Biz insanların idraki Allah Tââlâ’nın yaratıp kâinata tevdi ettiği ve “tabiat kanunları” dediğimiz kanunlarla sınırlandırılmıştır. Bu sebeple madde dünyasında bulunduğumuz müddetçe maddenin ötesini duyularımızla anlamaktan âciziz. “Gözler O’nu idrak edemez, O ise bütün gözleri idrak eder”(9), O halde yüce Yaratıcı’yı eserlerine bakmak suretiyle tanıyacak, O’nu sıfatlarıyla anlayacağız. Bu sıfatlar vahiy mahsulü olan Kur’an-ı Kerim ve hadis-i şeriflerle bildirilmiştir.
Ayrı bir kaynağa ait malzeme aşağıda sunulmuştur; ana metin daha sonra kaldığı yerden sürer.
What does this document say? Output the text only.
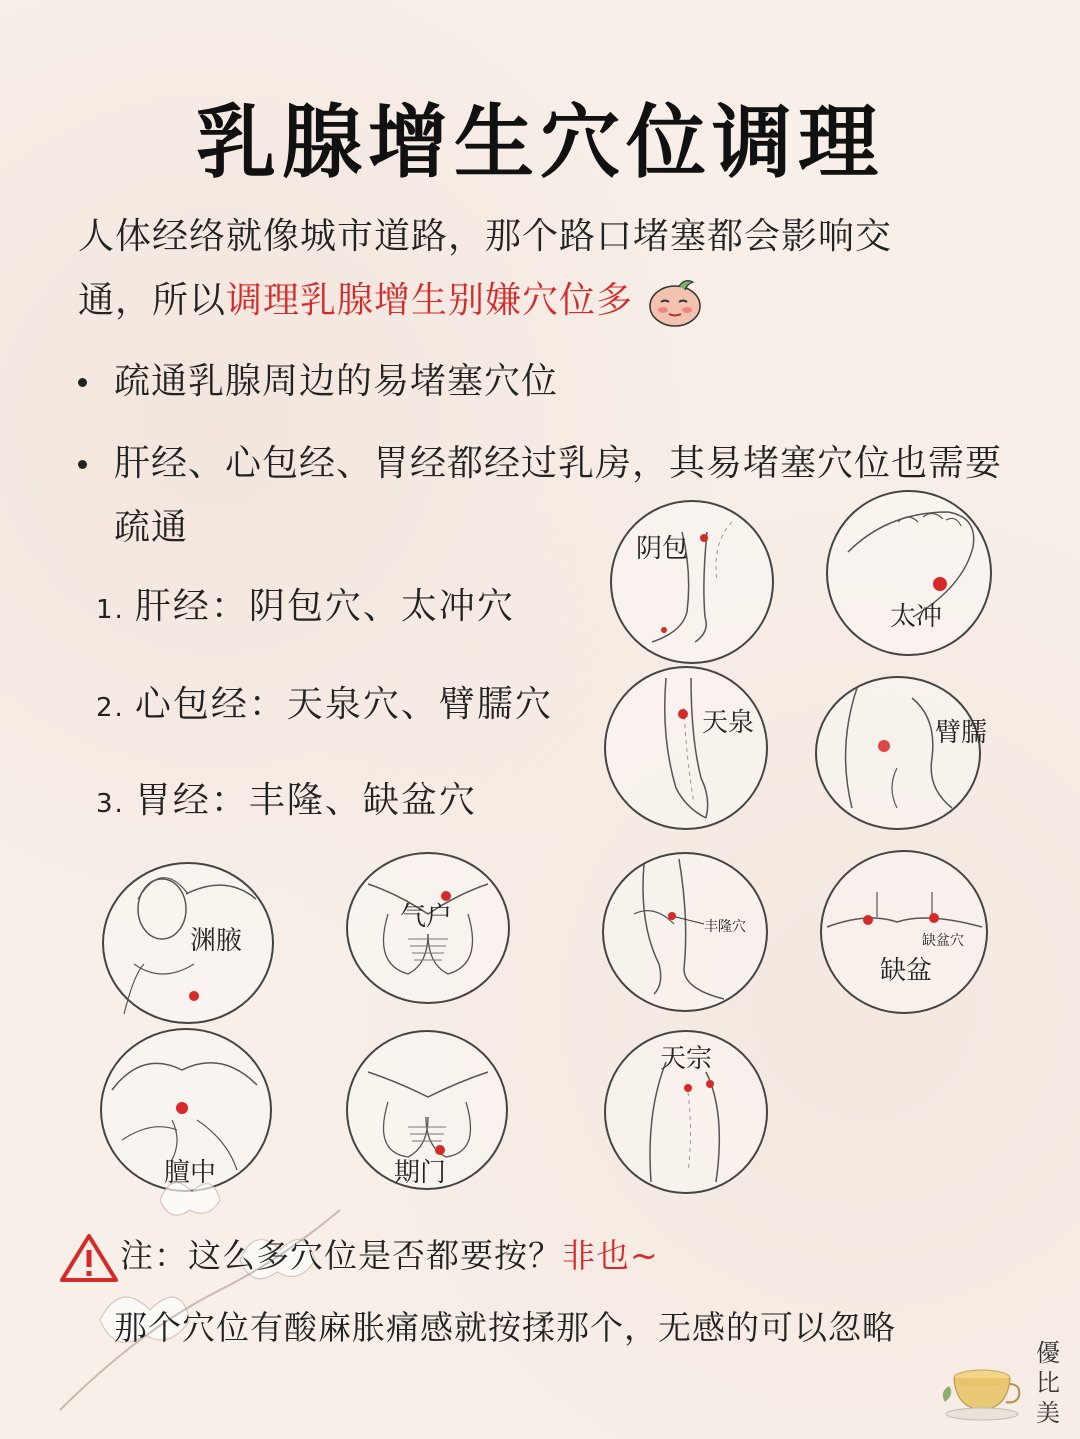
乳腺增生穴位调理
人体经络就像城市道路，那个路口堵塞都会影响交
通，所以调理乳腺增生别嫌穴位多
疏通乳腺周边的易堵塞穴位
肝经、心包经、胃经都经过乳房，其易堵塞穴位也需要疏通
1. 肝经：阴包穴、太冲穴
2. 心包经：天泉穴、臂臑穴
3. 胃经：丰隆、缺盆穴
阴包
太冲
天泉	臂臑
渊腋
气户	丰隆穴
缺盆穴
缺盆
膻中	期门
天宗
注：这么多穴位是否都要按？非也~
那个穴位有酸麻胀痛感就按揉那个，无感的可以忽略
優比美
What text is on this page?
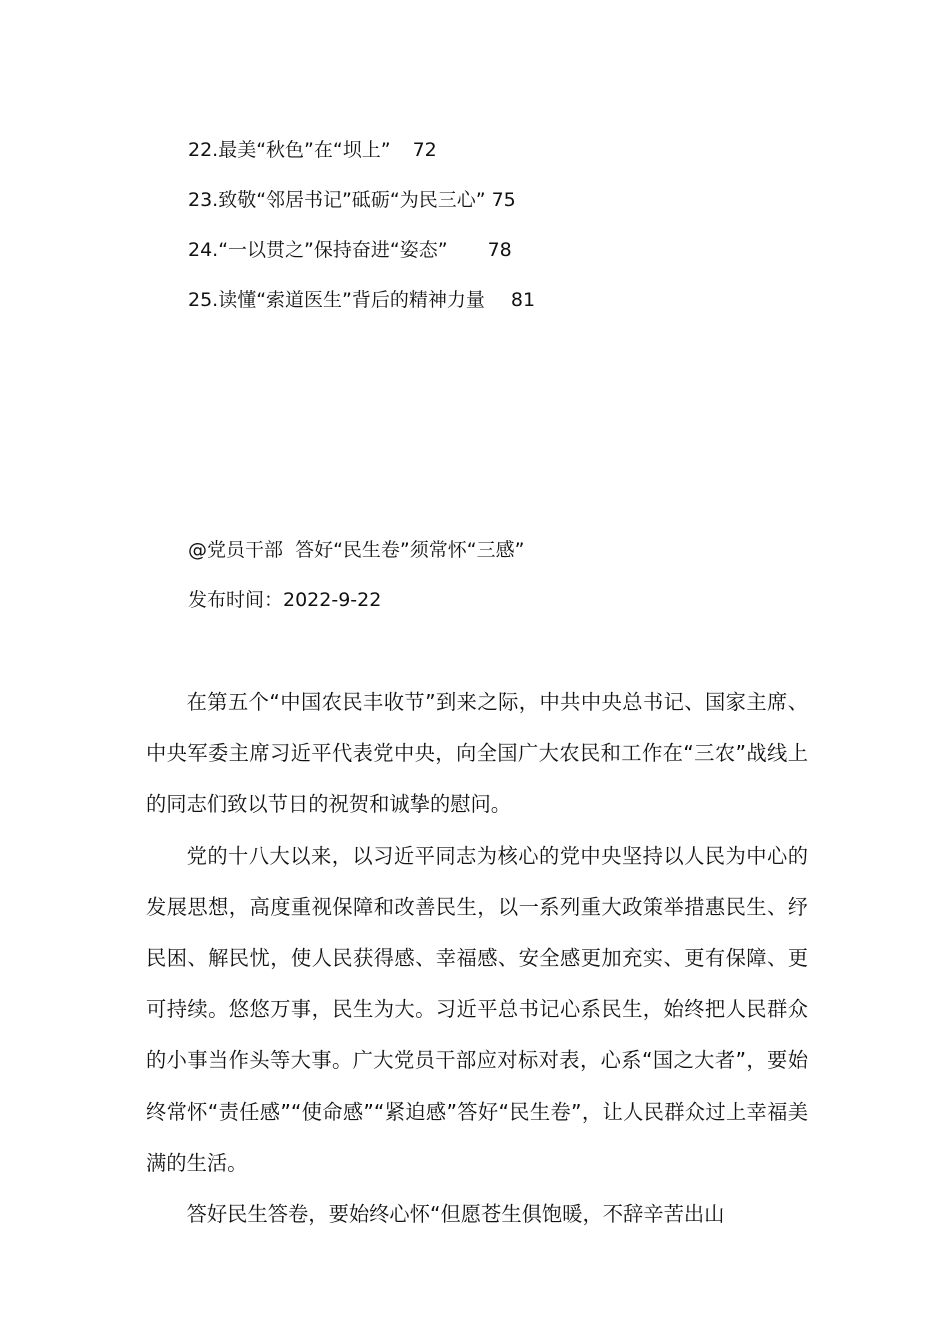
22.最美“秋色”在“坝上” 72
23.致敬“邻居书记”砥砺“为民三心” 75
24.“一以贯之”保持奋进“姿态” 78
25.读懂“索道医生”背后的精神力量 81
@党员干部  答好“民生卷”须常怀“三感”
发布时间：2022-9-22

在第五个“中国农民丰收节”到来之际，中共中央总书记、国家主席、中央军委主席习近平代表党中央，向全国广大农民和工作在“三农”战线上的同志们致以节日的祝贺和诚挚的慰问。

党的十八大以来，以习近平同志为核心的党中央坚持以人民为中心的发展思想，高度重视保障和改善民生，以一系列重大政策举措惠民生、纾民困、解民忧，使人民获得感、幸福感、安全感更加充实、更有保障、更可持续。悠悠万事，民生为大。习近平总书记心系民生，始终把人民群众的小事当作头等大事。广大党员干部应对标对表，心系“国之大者”，要始终常怀“责任感”“使命感”“紧迫感”答好“民生卷”，让人民群众过上幸福美满的生活。

答好民生答卷，要始终心怀“但愿苍生俱饱暖，不辞辛苦出山
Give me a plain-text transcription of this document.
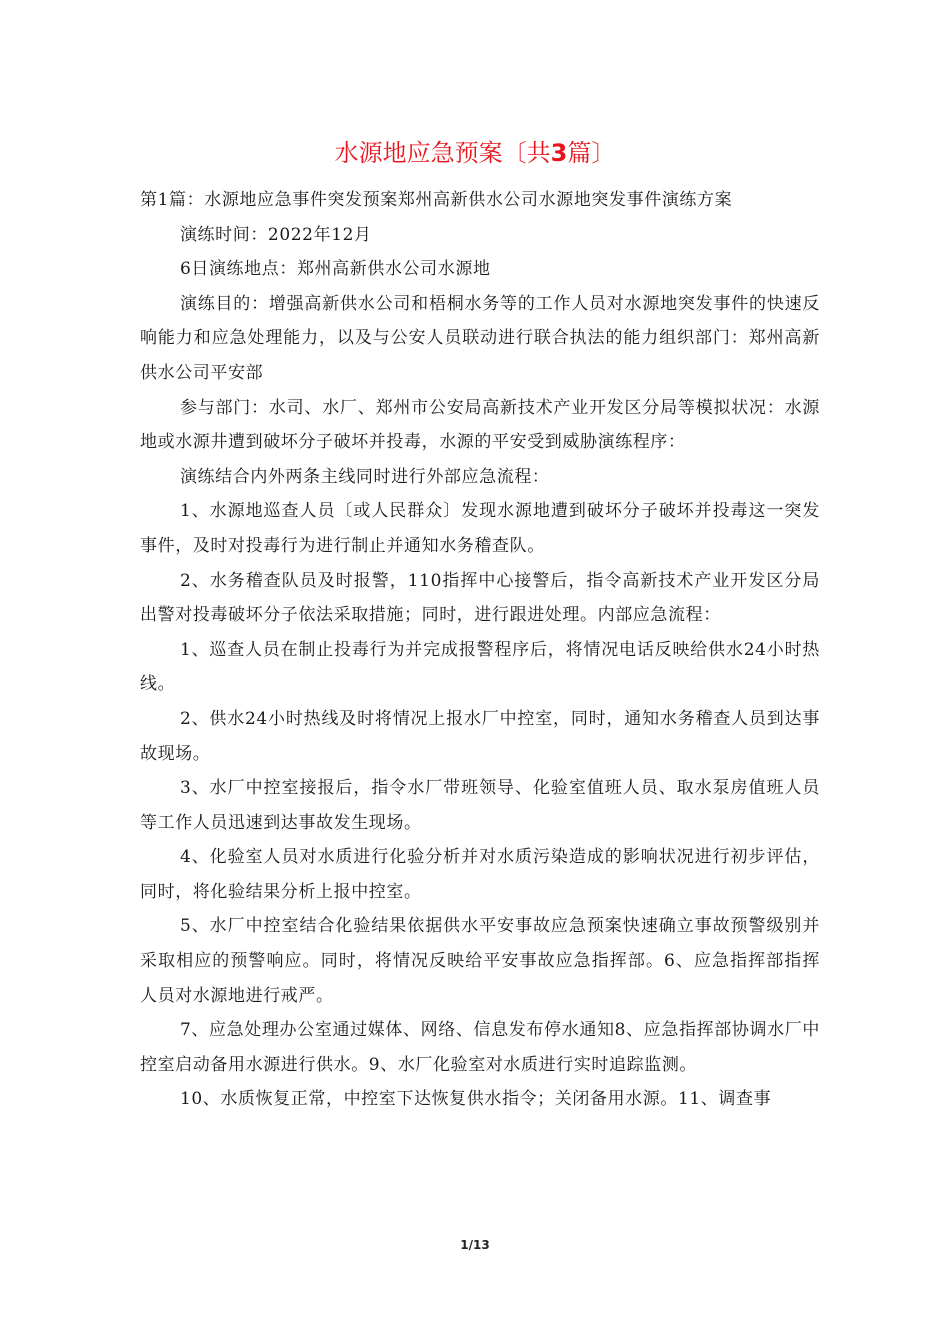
水源地应急预案〔共3篇〕

第1篇：水源地应急事件突发预案郑州高新供水公司水源地突发事件演练方案

演练时间：2022年12月

6日演练地点：郑州高新供水公司水源地

演练目的：增强高新供水公司和梧桐水务等的工作人员对水源地突发事件的快速反响能力和应急处理能力，以及与公安人员联动进行联合执法的能力组织部门：郑州高新供水公司平安部

参与部门：水司、水厂、郑州市公安局高新技术产业开发区分局等模拟状况：水源地或水源井遭到破坏分子破坏并投毒，水源的平安受到威胁演练程序：

演练结合内外两条主线同时进行外部应急流程：

1、水源地巡查人员〔或人民群众〕发现水源地遭到破坏分子破坏并投毒这一突发事件，及时对投毒行为进行制止并通知水务稽查队。

2、水务稽查队员及时报警，110指挥中心接警后，指令高新技术产业开发区分局出警对投毒破坏分子依法采取措施；同时，进行跟进处理。内部应急流程：

1、巡查人员在制止投毒行为并完成报警程序后，将情况电话反映给供水24小时热线。

2、供水24小时热线及时将情况上报水厂中控室，同时，通知水务稽查人员到达事故现场。

3、水厂中控室接报后，指令水厂带班领导、化验室值班人员、取水泵房值班人员等工作人员迅速到达事故发生现场。

4、化验室人员对水质进行化验分析并对水质污染造成的影响状况进行初步评估，同时，将化验结果分析上报中控室。

5、水厂中控室结合化验结果依据供水平安事故应急预案快速确立事故预警级别并采取相应的预警响应。同时，将情况反映给平安事故应急指挥部。6、应急指挥部指挥人员对水源地进行戒严。

7、应急处理办公室通过媒体、网络、信息发布停水通知8、应急指挥部协调水厂中控室启动备用水源进行供水。9、水厂化验室对水质进行实时追踪监测。

10、水质恢复正常，中控室下达恢复供水指令；关闭备用水源。11、调查事

1/13
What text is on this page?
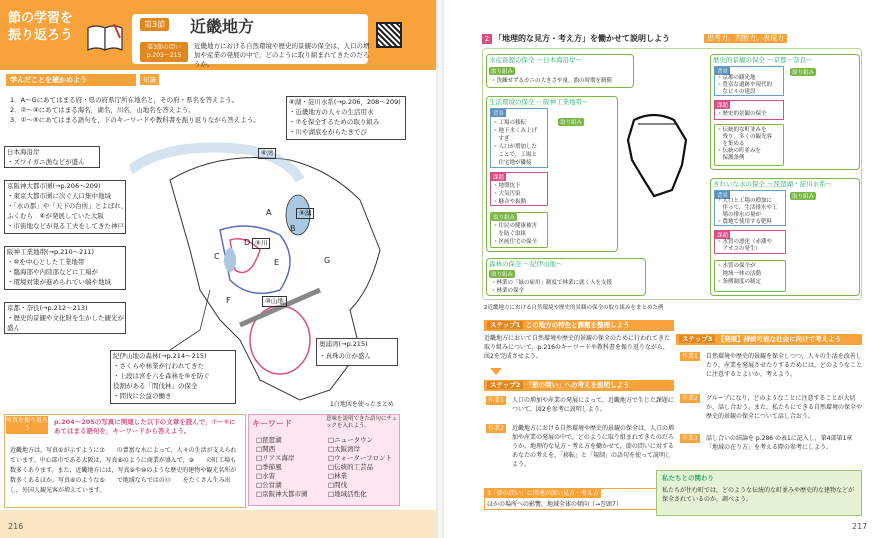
節の学習を振り返ろう
第3節 近畿地方
第3節の問い p.203～215
近畿地方における自然環境や歴史的景観の保全は，人口の増加や産業の発展の中で，どのように取り組まれてきたのだろうか。
学んだことを確かめよう	知識
1．A～Gにあてはまる府・県の府県庁所在地名と，その府・県名を答えよう。
2．②～④にあてはまる海名，湖名，川名，山地名を答えよう。
3．①～⑤にあてはまる語句を，下のキーワードや教科書を振り返りながら答えよう。
A
B
C
D
E
F
G
⑥湾
⑧湖
⑨川
⑩山地
⑥湖・淀川水系(→p.206，208～209)
・近畿地方の人々の生活用水
・⑦を保全するための取り組み
・川や湖底をがらたきでび
日本海沿岸
・ズワイガニ漁などが盛ん
京阪神大都市圏(→p.206～209)
・東京大都市圏に次ぐ人口集中地域
・「水の都」や「天下の台所」とよばれ，
ふくむら　④が発展していた大阪
・市街地などが見る工夫をしてきた神戸
阪神工業地帯(→p.210～211)
・⑩を中心とした工業地帯
・臨海部や内陸部などに工場が
・環境対策が進められてい端や地域
京都・奈良(→p.212～213)
・歴史的景観や文化財を生かした観光が
盛ん
紀伊山地の森林(→p.214～215)
・さくらや林業が行われてきた
・上段は宮を六を森林を⑤を防ぐ
役割がある「間伐林」の保全
・間伐に公益の働き
奥浦湾(→p.215)
・真珠の⑪が盛ん
1白地図を使ったまとめ
写真を振り返ろう
p.204～205の写真に関連した以下の文章を読んで，⑦～⑤にあてはまる語句を，キーワードから答えよう。
近畿地方は，写真①が示すように⑦　　の豊富な水によって，人々の生活が支えられています。中心部市である大阪は，写真⑧のように商業が盛んで，⑨　　の町工場も数多くあります。また，近畿地方には，写真⑨や⑩のような歴史的建物や観光名所が数多くあるほか，写真⑥のような⑤　　で地域ならではの⑬　　をたくさん生み出し，外国人観光客が増えています。
キーワード	意味を説明できた語句にチェックを入れよう。
□琵琶湖
□関西
□リアス海岸
□季節風
□水害
□公営湖
□京阪神大都市圏
□ニュータウン
□大阪湾岸
□ウォーターフロント
□伝統的工芸品
□林業
□間伐
□地域活性化
216
2 「地理的な見方・考え方」を働かせて説明しよう	思考力，判断力，表現力
水産資源の保全 ～日本海沿岸～
取り組み
・洗練せずるカニの大きさや量，漁の時期を制限
生活環境の保全 ～阪神工業地帯～
背景
・工場の移転
・地下水くみ上げ
　すぎ
・人口が増加した
　ことで，工場と
　住宅地が隣接
課題
・地盤沈下
・大気汚染
・騒音や振動
取り組み
・住民の健康被害
　を防ぐ取組
・区画住宅の保全
取り組み
森林の保全 ～紀伊山地～
取り組み
・林業の「緑の雇用」制度で林業に就く人を支援
・林業の保全
歴史的景観の保全 ～京都・奈良～
背景
・京都の観光地
・豊富な遺跡や現代的
　なビルの建設
課題
・歴史的景観の保全
・伝統的な町並みを
　残り，多くの観光客
　を集める
・伝統の町並みを
　保護条例
取り組み
きれいな水の保全 ～琵琶湖・淀川水系～
背景
・人口と工場の増加に
　伴って，生活排水や工
　場の排水の量が
・農地で使用する肥料
課題
・水質の悪化（赤潮や
　アオコの発生）
・水質の保全が
　地域一体の活動
・条例制度の制定
取り組み
2近畿地方における自然環境や歴史的景観の保全の取り組みをまとめた例
ステップ1 この地方の特色と課題を整理しよう
近畿地方において自然環境や歴史的景観の保全のために行われてきた取り組みについて，p.216のキーワードや教科書を振り返りながら，図2を完成させよう。
ステップ2 「節の問い」への考えを説明しよう
作業1	人口の増加や産業の発展によって，近畿地方で生じた課題について，図2を参考に説明しよう。
作業2	近畿地方における自然環境や歴史的景観の保全は，人口の増加や産業の発展の中で，どのように取り組まれてきたのだろうか。地理的な見方・考え方を働かせて，節の問いに対するあなたの考えを，「移転」と「規制」の語句を使って説明しよう。
3「節の問い」に関連が深い見方・考え方
ほかの場所への影響，地域全体の傾向（→巻頭7）
ステップ3 【発展】持続可能な社会に向けて考えよう
作業1	自然環境や歴史的景観を保全しつつ，人々の生活を改善したり，産業を発展させたりするためには，どのようなことに注意するとよいか，考えよう。
作業2	グループになり，どのようなことに注意することが大切か，話し合おう。また，私たちにできる自然環境の保全や歴史的景観の保全について話し合おう。
作業3	話し合いの結論を p.286 の表1に記入し，第4部第1章「地域の在り方」を考える際の参考にしよう。
私たちとの関わり
私たちが住む町では，どのような伝統的な町並みや歴史的な建物などが保全されているのか，調べよう。
217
Şüphe yok ki kâinatı yaratan, her an için evirip çevirip idare eden Allah ezelî ve ebedî bir hayat ile diridir. Her şeyi hakkıyla bilen gören ve işitendir. Her şeye güç yetiren iradesini hükümran kılan, emir, yasak ve talimatını kullarına bildirendir. O’nun varlığı için başlangıç ve son düşünülemez. Hiçbir şeye benzetilemez. Bizzat vardır. Hem zatında hem sıfatlarında tek ve birdir. İnsanları, onların fiillerini ve bütün yaratıkları yaratan O’dur. Yaşatan ve öldüren O’dur. Allah Taâlâ kemal ifade eden sıfatlarla vasıflanmış, eksiklik bildiren sıfatlardan da münezzeh ve berî olmuştur.
2. Kur’ân-ı Kerim, kâinatın insanoğlu için yaratıldığını, onun emri ve hâkimiyeti altına verildiğini, hizmetine âmâde kılındığını beyan eder (10). En güzel şekil ve manada yaratılan, üstün bir izzet ve şerefe mazhar kılınan insanoğlunun seçkin vasfı ise Rabb’ini tanıması, O’na kulluk etmesidir (11)... Lütuf ve merhameti sonsuz olan Allah, insanı kendi haline terk etmemiş, onu yardımsız ve desteksiz bırakmamıştır, insanı aslî vazifesi olan Rabb’ine kulluk hususunda irşad eden, ona dünya hayatının huzurunu ve âhiret âleminin saadetini temin etme yollarını gösteren peygamberler göndermiştir. Peygamberler hitap ettikleri insanların içinden Allah tarafından seçilmiş mümtaz kişilerdir. Vazifeleri dünya ve ahiret saadetini sağlayan ilâhî talimatı hemcinsleri olan insanlara bildirmek, hakkın temsilcisi olmak, onu yaşamak ve yaşatmaktır. Kur’ân âyetleri her millete peygamber gönderildiğini haber verir (12). Tarih, en iptidai devirlerde bile insanlığın nübüvvet bereketlerinden istifade ettiğini ispat eder.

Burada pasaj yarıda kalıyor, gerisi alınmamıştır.